Bank of England to hold rates again – but it could signal a summer cut is on the cards
The Bank of England is set to leave interest rates on hold again on Thursday, but policymakers could signal a willingness to cut rates in the near future if inflation continues to fall.
At the Bank’s last meeting in March, Governor Andrew Bailey said inflation was “moving in the right direction” and even suggested that rate cuts were “in play”.
Figures out since then have been slightly hotter than expected, but have not changed the overall direction of travel.
Inflation fell to 3.2 per cent in March, slightly ahead of the 3.1 per cent expected by economists, but down from over 11 per cent in Autumn 2022. Many forecasters expect inflation to fall to around two per cent in April thanks to Ofgem’s energy price cap.
Regular annual wage growth, meanwhile, fell to 6.0 per cent in the first quarter of the year. Again, while this was slightly ahead of expectations, pay growth was still down from peaks of over eight per cent last summer.
Given the progress on inflation, the question for policymakers has turned to when to start reducing the benchmark Bank Rate. It currently stands at 5.25 per cent, a post-financial crisis high.
The Bank of England is treading a fine line between holding rates too high for too long, and squashing a nascent economic recovery, or loosening policy too soon, risking an uptick in inflation.
MPC members are deeply divided on the timing of the first rate cut. In recent weeks Dave Ramsden has said he was “more confident” that inflation was returning to target while Huw Pill, the Bank’s chief economist, said there was still “a reasonable way to go”.
Despite the risks, many economists expect policymakers to open the door to a summer interest rate cut.

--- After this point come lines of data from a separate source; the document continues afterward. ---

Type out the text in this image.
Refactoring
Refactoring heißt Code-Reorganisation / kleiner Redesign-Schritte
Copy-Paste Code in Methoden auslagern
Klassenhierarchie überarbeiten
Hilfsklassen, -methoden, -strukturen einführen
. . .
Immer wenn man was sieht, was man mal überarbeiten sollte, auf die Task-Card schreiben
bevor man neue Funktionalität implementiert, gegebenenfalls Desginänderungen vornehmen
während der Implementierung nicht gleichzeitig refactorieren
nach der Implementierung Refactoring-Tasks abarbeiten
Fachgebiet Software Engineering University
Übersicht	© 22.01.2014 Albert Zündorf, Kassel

“We expect a change in the messaging to indicate that the MPC is inclined to begin cutting the Bank Rate, conditional on the data evolving in line with the updated forecast,” Jack Meaning, UK economist at Barclays said.
Sanjay Raja, UK economist at Deutsche Bank, predicted that the MPC would “set the stage for a June rate cut”.

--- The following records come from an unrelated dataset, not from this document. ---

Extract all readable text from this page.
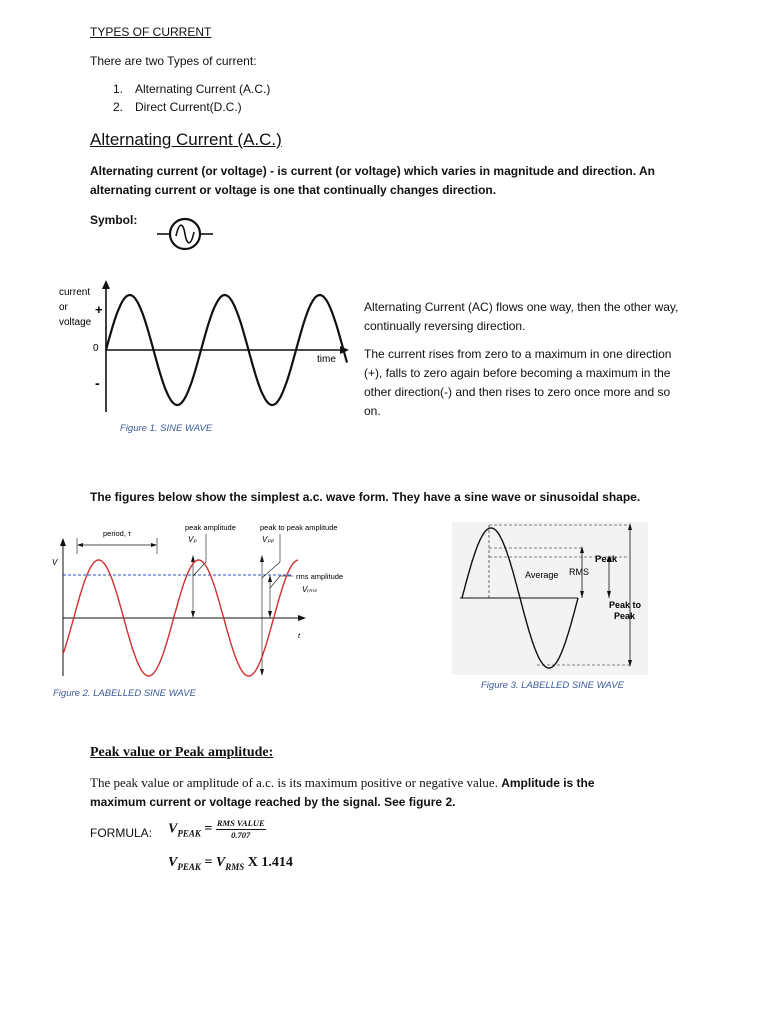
TYPES OF CURRENT
There are two Types of current:
1. Alternating Current (A.C.)
2. Direct Current(D.C.)
Alternating Current (A.C.)
Alternating current (or voltage) - is current (or voltage) which varies in magnitude and direction. An alternating current or voltage is one that continually changes direction.
Symbol:
current
or
voltage
+
0
-
time
Figure 1. SINE WAVE
Alternating Current (AC) flows one way, then the other way, continually reversing direction.
The current rises from zero to a maximum in one direction (+), falls to zero again before becoming a maximum in the other direction(-) and then rises to zero once more and so on.
The figures below show the simplest a.c. wave form. They have a sine wave or sinusoidal shape.
V
t
period, τ
peak amplitude
Vₚ
peak to peak amplitude
Vₚₚ
rms amplitude
Vᵣₘₛ
Figure 2. LABELLED SINE WAVE
Peak
Average RMS
Peak to
Peak
Figure 3. LABELLED SINE WAVE
Peak value or Peak amplitude:
The peak value or amplitude of a.c. is its maximum positive or negative value. Amplitude is the maximum current or voltage reached by the signal. See figure 2.
FORMULA: $V_{PEAK} = \frac{\text{RMS VALUE}}{0.707}$
$V_{PEAK} = V_{RMS}$ X 1.414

A recent City A.M. poll showed that most economists thought the Bank of England would start cutting rates in August. Markets, however, are not so sure. Having been spooked by hot inflation data in the US, which has forced the Fed to wait, traders are only pricing in the first rate cut in for September.
This repricing will have an impact on the Bank’s forecasts, which are based off the market curve. Inflation will likely be lower across the forecast period, despite slightly higher oil prices, because markets are expecting fewer rate cuts.
Barclays’ Meaning said inflation would likely be revised down for two and three years ahead, “predominantly due to the effect of the yield curve tightening”.
This would leave inflation below target from mid-2026, he added.